I don't think he was a dog owner :
And I didn't admonish the dog as it was too late and he would have thought I was telling him off for standing next to me!!


----------



## doglover (Aug 4, 2009)

Don't sweat it! Why in the heck would you have your kids eat breakfast at the park and what else would you expect from any dog? Some people are just slightly crazy and you have to just let it go in one ear and out the other. Don't let it wreck your day!


----------



## gunnr (Aug 14, 2009)

So,uhh.................. What did Oscar nick for breakfast?


----------



## DragonTheRevolutionary (Feb 15, 2009)

some people are just plain rude, i know i work at a grocery store, even if its 100% not your fault some people just want to be asses, don't worry, if i was the kid i would have been stoked to have a vizsla come and eat my food, **** Lili does it to me, i'm just sitting there and she just climbs up and eats my sandwich, and i crack up laughing


----------



## Ro-Ro (Aug 30, 2009)

If I was that parent I would have cracked up laughing. This guy sounds like he needs to chill.


----------



## madaboutvizslas (Nov 12, 2008)

There are a lot of people out there that get upset about dogs. I try to keep mine under control when out and about but at the end of the day eventually someone is going to get upset. I don't think there was anything more you could have done.

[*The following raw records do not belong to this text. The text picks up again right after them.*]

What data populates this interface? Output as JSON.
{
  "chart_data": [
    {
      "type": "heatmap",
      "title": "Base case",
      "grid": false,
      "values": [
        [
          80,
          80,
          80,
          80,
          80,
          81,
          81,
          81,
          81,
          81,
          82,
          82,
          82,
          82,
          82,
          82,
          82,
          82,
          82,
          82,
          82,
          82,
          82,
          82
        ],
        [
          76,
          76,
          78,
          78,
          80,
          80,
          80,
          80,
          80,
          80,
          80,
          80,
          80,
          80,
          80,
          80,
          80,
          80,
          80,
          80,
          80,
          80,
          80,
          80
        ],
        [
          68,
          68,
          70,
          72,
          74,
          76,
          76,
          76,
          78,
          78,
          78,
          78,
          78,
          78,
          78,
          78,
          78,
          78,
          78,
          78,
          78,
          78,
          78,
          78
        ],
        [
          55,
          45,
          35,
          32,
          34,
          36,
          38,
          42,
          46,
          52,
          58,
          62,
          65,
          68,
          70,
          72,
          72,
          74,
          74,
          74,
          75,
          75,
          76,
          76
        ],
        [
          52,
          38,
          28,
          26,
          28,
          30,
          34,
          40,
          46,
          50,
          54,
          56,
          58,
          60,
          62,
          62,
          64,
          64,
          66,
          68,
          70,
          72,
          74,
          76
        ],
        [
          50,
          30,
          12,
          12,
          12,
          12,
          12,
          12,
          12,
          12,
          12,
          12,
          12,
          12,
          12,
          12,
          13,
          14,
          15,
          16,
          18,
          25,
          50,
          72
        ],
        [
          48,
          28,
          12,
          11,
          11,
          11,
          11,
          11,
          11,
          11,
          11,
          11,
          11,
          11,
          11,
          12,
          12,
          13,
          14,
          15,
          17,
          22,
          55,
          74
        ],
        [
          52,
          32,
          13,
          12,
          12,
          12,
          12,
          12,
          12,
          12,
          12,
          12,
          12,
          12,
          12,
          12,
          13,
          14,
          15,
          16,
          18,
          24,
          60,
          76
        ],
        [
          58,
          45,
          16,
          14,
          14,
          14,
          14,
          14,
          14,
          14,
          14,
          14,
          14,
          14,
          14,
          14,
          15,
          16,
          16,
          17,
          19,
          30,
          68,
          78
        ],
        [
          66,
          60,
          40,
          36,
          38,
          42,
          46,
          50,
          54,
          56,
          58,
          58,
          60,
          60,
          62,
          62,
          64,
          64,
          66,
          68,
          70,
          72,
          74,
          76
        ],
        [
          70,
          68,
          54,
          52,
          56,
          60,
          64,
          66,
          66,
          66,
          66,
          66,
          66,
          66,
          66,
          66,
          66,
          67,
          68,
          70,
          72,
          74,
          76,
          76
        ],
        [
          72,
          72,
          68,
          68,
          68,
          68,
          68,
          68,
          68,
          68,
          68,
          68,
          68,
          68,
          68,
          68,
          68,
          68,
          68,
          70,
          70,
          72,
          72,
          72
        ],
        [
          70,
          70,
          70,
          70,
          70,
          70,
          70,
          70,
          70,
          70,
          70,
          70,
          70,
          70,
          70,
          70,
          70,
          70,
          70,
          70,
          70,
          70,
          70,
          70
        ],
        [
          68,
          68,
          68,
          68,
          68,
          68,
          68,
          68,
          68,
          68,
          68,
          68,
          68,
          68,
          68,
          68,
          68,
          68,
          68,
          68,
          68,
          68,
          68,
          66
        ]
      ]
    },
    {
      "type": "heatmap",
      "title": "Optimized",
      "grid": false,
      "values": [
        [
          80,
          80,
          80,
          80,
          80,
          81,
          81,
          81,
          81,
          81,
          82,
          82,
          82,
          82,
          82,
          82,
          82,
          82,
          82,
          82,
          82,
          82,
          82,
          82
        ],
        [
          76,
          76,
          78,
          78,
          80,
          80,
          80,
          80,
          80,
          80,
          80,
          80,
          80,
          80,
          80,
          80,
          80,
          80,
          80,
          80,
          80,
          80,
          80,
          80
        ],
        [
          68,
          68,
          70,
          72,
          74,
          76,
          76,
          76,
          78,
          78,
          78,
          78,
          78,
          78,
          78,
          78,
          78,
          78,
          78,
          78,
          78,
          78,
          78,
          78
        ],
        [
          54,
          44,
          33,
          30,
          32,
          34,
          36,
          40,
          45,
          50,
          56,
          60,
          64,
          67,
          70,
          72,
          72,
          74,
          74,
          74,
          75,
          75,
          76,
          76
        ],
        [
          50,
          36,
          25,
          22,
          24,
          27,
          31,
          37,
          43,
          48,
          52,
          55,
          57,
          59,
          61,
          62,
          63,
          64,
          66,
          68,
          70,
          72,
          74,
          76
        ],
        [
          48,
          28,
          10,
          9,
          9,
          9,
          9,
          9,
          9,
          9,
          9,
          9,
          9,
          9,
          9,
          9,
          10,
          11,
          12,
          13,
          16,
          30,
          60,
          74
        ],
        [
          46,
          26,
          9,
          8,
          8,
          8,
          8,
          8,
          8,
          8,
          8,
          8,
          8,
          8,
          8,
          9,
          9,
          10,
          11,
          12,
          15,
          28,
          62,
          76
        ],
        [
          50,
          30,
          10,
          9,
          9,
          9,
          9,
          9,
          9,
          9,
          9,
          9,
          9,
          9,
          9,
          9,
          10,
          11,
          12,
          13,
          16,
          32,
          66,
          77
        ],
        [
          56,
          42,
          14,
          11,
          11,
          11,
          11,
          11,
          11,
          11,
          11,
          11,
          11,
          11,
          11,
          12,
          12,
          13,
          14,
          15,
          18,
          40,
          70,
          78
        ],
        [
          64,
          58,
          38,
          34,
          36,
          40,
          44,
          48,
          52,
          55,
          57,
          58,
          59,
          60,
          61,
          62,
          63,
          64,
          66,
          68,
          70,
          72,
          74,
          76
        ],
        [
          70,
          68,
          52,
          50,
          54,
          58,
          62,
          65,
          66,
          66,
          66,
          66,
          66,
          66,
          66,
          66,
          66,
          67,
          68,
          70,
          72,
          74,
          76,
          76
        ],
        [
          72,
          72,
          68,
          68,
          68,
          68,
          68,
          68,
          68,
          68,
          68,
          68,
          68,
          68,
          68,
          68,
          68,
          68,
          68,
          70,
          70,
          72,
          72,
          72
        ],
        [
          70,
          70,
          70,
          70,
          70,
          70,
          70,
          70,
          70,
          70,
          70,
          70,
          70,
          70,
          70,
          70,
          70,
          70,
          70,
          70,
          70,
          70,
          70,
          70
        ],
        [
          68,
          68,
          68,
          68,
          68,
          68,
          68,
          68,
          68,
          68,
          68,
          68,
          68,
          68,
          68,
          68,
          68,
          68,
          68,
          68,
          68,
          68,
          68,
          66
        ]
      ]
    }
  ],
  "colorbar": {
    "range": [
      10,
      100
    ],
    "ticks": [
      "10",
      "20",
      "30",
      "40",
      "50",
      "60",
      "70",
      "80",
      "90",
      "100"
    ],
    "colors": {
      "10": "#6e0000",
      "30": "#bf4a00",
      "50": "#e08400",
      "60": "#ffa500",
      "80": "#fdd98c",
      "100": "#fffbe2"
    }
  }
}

They can be sneaky little devils sometimes. You have to watch them like they are toddlers.


----------



## jas (Mar 31, 2009)

I know, I'm learning. Though I'm going to try a bit more dteadiness training with him from now. Gunnr, the own never told me what the breakfast was but from the way Oscar was licking his chops it was very nice and tasty!!!


----------



## scooby (Mar 23, 2009)

What's to say the child didn't offer the 'breakfast' to the dog, I know my kids would have and i'm afraid I pobably wouldn't have been as restained as you were before mentioning ' breakfast and parks' don't go together.


----------